Last Thursday, February 28, 2019, Melody and I went to the “Note By Note” event at The Main, in downtown Newhall, California. It turned out the television series, Goliath, was filming on the surrounding streets and at the El Trocadero mexican restaurant. Unable to dine at said restaurant, we opted for The Junction across the street.
I am well aware our community, and the surrounding area, enjoy a great deal of filming and just in the past two months our local paper has carried several stories about the economic benefits that come with that filming. I’ll share a little of what I have read and include links to the actual articles at the end of this post.
Here is my recap with thanks to Tammy Murga, Crystal Duan,and Jim Holt for their excellent reporting:
Santa Clarita is a popular filming destination for film, television, and commercial production. As evidenced by the fact that for the last several years location filming has consistently provided, on average, a $30 million dollar impact for the local economy, as stated by Evan Thomason, economic development associate with the City of Santa Clarita. He went on to say that he believes 2019 is looking like another strong year for filming, as well.
According to the Santa Clarita film office, in 2018 it recorded 547 film permits and 1,376 location film days. This does not include filming that took place on certified sound stages, which do not require a film permit. If you lived in, or visited Santa Clarita during 2018, you might have encountered location filming as that 1,376 location film days averages out to 3.8 (let’s call it 4) different productions shooting every day of the year.
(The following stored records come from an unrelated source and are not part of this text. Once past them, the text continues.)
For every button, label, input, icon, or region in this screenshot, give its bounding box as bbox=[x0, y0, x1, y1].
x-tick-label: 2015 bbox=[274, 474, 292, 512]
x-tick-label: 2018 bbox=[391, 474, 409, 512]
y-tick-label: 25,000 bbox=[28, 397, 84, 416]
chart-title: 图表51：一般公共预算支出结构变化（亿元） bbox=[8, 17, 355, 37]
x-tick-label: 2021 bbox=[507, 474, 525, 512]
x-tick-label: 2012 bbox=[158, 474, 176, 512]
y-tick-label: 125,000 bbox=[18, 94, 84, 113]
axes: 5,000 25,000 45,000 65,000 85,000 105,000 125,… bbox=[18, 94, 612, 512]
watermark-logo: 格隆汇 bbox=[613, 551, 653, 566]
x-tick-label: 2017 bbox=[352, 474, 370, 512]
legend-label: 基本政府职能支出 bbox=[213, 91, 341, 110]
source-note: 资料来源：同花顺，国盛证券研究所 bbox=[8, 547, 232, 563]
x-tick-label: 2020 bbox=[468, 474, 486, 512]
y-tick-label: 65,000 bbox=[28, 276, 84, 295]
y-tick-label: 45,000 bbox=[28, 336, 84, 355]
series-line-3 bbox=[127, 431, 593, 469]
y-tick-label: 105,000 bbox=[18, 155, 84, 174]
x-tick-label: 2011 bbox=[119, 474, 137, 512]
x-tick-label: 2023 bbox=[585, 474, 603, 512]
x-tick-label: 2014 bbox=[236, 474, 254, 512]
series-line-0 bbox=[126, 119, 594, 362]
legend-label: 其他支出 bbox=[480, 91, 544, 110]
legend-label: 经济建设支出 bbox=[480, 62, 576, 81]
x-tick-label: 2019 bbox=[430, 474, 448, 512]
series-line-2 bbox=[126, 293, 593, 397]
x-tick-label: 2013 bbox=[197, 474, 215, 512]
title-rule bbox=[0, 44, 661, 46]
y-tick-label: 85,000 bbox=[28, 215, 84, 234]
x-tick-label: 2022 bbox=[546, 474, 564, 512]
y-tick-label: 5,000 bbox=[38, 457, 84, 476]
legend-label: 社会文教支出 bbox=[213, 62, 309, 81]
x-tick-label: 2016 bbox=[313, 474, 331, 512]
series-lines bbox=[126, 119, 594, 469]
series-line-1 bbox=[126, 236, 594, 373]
Located within the film industry’s 30-mile zone, Santa Claritis is blessed with more than 20 sound stages and 10 movie ranches. With at least ten television shows being based in Santa Clarita, the city is a convenient back-lot when they need film locations, plus all the movies, commercials, and shows based elsewhere that find their way here, too. The community has benefited from the California Film and Television Tax Credit Program and city leaders should be applauded for developing its own film incentive program along with other actions taken to enhance the opportunities to attract filming to the area.
All this filming has apparently led to Santa Clarita being ranked among the world’s top 100 most-filmed cities and one of the top most-filmed in California. In the last fiscal year, the city saw a 2.8 percent increase in permits, an 8.9 percent increase in film days and a 9.8 percent increase to the estimated economic impact, according to a city news release.
It’s a bird. It’s a plane. Recently, if you looked up you would have seen a low-flying tanker aircraft circling the SCV that was part of a movie filming at Disney’s Golden Oak Ranch. In fact, location filming offers up opportunities to see many unexpected things ranging from the truly strange to the totally awesome.